The International Head and Neck Scientific Group evaluated the evidence for treatment strategies in sinonasal AC, concluding that the ethos to the surgical strategy is to use whichever approach that gains access to remove the whole tumor with curative intent. 58 Whatever the surgical technique, the bilateral resection of the ethmoid is of paramount importance to minimize the possibility of the appearance of subsequent primary tumors, as in ACs, there is histological evidence on the existence of tumor nests in healthy mucosa of areas far from the tumor. 69

Five-year OS rates vary between 21.2 and 78% in the international literature. 40 42 43 44 70 71 According to published data, adjuvant XRT is used in 38 to 100% of cases. 31 40 42 43 45 70 71 72 Five-year OS after treatment with surgery was 76% in this series, the next highest rate ever published after Dulguerov et al. 42 Adjuvant XRT was administered in 89% of all patients. All patients undergoing surgery with negative margins are still NED. The proportion of patients with NED after long-term follow-up is 73% after surgery with the combined transcranial–transfacial approach (CFR) compared with 57%, when only the transfacial approach was used. There was only one complication (meningitis) reported after open surgical approach, and there was no perioperative mortality.

Study Limitations and Strengths

A weakness of this study is that it is based on observational data. Our cohort included patients treated over two decades. Thus, it was subject to the impact of improvements in radiological, surgical, XRT, and chemotherapy techniques.

Study strengths were the setting, design, and follow-up duration (long term). The data were restricted to one health center only, reducing the possible confounding effect of differences in access to the health care service. Thus, the selection bias that is inherently present in a larger multicenter study was seemingly avoided. Only end points that were verifiable were used with respect to the data quality. Lastly, 100% follow-up was obtained.

Acknowledgments

This research received no specific grant from any funding agency in the public, commercial, or not-for-profit sectors.

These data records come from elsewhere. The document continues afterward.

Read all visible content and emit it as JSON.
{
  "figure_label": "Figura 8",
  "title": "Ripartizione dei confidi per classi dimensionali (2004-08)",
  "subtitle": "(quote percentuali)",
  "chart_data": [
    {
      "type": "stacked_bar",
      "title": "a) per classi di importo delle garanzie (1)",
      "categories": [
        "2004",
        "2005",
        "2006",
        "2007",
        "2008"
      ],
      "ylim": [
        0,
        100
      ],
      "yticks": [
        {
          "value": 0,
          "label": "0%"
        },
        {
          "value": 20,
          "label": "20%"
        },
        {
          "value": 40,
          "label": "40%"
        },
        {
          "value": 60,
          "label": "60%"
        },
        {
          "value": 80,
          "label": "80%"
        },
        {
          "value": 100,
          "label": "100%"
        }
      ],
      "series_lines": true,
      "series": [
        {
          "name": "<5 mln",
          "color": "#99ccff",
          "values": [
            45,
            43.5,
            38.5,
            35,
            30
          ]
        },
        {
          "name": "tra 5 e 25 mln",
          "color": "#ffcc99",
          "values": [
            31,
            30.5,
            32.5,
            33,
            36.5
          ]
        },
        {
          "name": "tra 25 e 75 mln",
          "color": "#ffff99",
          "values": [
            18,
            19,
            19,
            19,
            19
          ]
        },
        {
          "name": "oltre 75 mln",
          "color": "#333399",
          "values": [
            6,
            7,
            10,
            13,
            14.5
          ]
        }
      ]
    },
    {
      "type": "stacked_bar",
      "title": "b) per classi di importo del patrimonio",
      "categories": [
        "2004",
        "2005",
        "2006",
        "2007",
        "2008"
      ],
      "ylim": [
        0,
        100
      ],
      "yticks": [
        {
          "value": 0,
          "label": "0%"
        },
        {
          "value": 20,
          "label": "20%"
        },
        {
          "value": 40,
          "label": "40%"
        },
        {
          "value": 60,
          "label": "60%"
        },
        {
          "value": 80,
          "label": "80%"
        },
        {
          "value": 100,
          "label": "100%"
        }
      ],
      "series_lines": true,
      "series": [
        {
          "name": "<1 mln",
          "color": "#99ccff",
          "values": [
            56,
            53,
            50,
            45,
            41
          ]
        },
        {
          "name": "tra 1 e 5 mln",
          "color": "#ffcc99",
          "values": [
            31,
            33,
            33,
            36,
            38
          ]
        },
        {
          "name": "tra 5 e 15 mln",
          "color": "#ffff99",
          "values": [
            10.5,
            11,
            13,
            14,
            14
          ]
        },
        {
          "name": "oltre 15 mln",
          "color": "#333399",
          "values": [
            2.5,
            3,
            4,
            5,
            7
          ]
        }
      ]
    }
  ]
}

Conflict of Interest On behalf of all authors, the corresponding author states that there is no conflict of interest.

Ethical Approval

This study was approved by the data protection official at OUH ( ePhorte 2015–5042 ). All procedures performed in studies involving human participants were in accordance with the ethical standards of the institutional and/or national research committee and with the 1964 Helsinki declaration and its later amendments or comparable ethical standards. This study does not contain any studies with animals performed by any of the authors.

Informed Consent

For this type of study, formal consent is not required.